How to Bet on Auto Racing
Over the past decade auto racing, and especially NASCAR, has emerged from being a cult pastime into a more conventional-respected sport and has moved passed professional hockey as the fourth most-watched sport in the U.S. With auto racing’s increased popularity gambling on the sport has also grown drastically and betting on auto racing continues to increase each year. A major factor in the increase in interest in betting on auto racing is the simplicity of the wagering process.
There are typically three types of bets you can place on any given auto race, similar to horse racing. Auto Racing bets can be placed on:
• An individual driver to win a race.
• A driver finishing, or “Placing” in the top three.
• An individual driver finishing before another individual driver; either a “Field” or “Head-to Head” bet.

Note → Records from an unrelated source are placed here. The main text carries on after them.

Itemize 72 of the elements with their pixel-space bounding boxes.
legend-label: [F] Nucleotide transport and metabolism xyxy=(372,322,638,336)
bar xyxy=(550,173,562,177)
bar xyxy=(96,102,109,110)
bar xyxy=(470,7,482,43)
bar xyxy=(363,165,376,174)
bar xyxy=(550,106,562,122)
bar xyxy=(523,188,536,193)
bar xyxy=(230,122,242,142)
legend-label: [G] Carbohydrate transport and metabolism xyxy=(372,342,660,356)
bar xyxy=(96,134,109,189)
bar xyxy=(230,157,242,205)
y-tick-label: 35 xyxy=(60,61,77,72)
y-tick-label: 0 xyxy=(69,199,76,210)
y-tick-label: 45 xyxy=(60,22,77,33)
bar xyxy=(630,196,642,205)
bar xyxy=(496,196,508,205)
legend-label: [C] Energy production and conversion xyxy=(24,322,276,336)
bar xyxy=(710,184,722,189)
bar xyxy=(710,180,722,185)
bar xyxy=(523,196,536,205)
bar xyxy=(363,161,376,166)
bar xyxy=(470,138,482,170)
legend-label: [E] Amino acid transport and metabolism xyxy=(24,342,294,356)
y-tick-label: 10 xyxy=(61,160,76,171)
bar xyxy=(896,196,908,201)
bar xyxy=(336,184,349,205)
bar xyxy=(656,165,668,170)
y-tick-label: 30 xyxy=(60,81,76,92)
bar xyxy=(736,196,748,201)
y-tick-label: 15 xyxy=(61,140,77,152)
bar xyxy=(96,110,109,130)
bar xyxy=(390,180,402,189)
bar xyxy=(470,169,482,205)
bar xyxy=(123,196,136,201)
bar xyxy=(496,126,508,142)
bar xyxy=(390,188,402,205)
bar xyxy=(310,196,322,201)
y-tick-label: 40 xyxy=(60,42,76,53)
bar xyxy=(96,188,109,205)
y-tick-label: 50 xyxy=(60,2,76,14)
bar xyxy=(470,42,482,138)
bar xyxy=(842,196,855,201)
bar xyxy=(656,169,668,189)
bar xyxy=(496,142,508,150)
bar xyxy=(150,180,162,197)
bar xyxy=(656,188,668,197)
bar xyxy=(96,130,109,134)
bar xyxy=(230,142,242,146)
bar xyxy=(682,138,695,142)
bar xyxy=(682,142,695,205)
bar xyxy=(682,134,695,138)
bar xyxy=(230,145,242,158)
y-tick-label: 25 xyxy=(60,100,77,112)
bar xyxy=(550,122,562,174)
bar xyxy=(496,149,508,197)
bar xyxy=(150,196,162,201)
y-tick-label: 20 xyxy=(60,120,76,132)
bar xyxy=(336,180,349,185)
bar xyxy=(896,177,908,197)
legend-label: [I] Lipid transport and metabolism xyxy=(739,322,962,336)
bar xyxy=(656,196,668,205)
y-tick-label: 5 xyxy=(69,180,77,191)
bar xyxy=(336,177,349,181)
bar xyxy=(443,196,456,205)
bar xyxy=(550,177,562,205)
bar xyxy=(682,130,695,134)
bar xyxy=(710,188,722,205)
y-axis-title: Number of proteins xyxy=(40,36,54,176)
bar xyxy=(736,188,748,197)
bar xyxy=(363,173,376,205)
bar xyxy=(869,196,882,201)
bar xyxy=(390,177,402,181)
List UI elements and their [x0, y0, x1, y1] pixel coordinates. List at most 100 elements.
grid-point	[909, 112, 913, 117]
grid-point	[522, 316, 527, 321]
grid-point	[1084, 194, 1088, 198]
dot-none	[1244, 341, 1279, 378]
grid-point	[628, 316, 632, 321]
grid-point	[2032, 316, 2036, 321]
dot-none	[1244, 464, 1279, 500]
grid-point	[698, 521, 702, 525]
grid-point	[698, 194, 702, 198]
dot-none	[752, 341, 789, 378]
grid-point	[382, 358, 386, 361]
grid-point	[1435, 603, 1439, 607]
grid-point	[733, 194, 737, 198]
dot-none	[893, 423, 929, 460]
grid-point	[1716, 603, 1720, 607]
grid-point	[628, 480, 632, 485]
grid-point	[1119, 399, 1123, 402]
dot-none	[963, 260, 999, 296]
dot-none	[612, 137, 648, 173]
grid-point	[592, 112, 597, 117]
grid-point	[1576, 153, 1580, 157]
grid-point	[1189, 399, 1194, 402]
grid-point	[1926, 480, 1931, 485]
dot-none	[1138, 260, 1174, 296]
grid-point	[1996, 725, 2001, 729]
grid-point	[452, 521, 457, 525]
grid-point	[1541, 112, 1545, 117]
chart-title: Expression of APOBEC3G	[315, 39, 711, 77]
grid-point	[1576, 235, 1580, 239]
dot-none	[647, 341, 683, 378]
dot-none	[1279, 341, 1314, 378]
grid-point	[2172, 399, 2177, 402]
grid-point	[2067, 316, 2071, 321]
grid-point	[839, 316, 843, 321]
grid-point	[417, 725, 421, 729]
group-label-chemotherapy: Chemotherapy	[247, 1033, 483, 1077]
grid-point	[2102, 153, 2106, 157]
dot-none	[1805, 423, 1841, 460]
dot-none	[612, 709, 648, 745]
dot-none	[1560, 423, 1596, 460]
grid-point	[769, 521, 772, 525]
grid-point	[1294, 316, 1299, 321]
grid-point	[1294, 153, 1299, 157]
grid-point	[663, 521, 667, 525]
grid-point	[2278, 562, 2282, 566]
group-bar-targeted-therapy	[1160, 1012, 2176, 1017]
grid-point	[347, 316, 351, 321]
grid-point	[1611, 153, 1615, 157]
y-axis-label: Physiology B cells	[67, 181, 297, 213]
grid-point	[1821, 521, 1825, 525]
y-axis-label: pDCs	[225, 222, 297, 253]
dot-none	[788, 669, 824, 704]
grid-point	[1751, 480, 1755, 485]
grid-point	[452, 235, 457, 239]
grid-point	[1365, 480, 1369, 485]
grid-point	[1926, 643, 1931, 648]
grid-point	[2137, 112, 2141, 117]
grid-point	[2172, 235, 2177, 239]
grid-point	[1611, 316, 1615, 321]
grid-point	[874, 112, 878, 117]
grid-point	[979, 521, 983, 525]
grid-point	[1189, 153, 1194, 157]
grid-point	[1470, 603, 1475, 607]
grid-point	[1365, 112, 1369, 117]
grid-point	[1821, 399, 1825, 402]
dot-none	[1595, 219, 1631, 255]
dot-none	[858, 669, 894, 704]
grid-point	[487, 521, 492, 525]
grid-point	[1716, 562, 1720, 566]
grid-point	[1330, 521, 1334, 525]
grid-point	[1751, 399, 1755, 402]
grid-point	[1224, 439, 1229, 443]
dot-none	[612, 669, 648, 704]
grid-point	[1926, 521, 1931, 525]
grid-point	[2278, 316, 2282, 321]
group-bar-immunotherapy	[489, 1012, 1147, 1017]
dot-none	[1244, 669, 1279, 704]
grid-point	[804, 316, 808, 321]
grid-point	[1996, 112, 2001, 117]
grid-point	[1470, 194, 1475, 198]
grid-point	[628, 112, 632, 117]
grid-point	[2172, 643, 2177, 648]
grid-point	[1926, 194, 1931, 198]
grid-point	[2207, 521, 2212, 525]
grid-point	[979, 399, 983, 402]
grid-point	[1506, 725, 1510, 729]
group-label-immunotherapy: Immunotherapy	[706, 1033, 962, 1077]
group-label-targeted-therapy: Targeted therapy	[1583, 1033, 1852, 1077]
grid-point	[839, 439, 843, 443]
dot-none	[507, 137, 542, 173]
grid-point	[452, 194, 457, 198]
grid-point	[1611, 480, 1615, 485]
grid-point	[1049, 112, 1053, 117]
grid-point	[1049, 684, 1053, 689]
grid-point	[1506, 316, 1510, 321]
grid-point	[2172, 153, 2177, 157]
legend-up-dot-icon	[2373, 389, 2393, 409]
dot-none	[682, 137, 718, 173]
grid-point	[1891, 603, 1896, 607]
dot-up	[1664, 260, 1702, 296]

Using NASCAR as an example, when comparing odds of a driver winning a race you will typically see odd expressed as:
Mark Martin + 100
Jeff Gordon + 200
Bill Elliott + 250
Bill Elliott + 300
Jeff Burton + 400
Danica Patrick + 900
Field + 400
These odds are principally listed as “money-line” odds, meaning that for every $10 you wager on Mark Martin you would win $10 if he wins the race. Those wagering on Danica Patrick would win $90 for each $10 bet. However, since your initial wager is returned on a winning bet, those betting $10 on Patrick would receive $100 back from a sports bookmaker and not $90, as the bookmaker requires payment for the wager when you place your bet.
With the place bet as long as your driver comes in first, second or third you win money. The odds will, of course, naturally be less when betting on an individual driver to place in the top three, as the bookmaker is required to potentially pay off on three separate winning bets, instead of just one.
Many races also include a wager called the Field bet, which includes all drivers in the race except the drivers listed by the sports bookmaker. Even though you get more than one driver with a Field wager, the field will virtually always be made up of drivers given the least chance to win the race, and is generally considered a sucker bet.
The final commonly-placed bet in auto racing is called the Head-to-Head Finish between two specific drivers. With the head-to-head finish it doesn’t matter what position your driver finishes the race at, provided he, or she, finishes before than the second driver.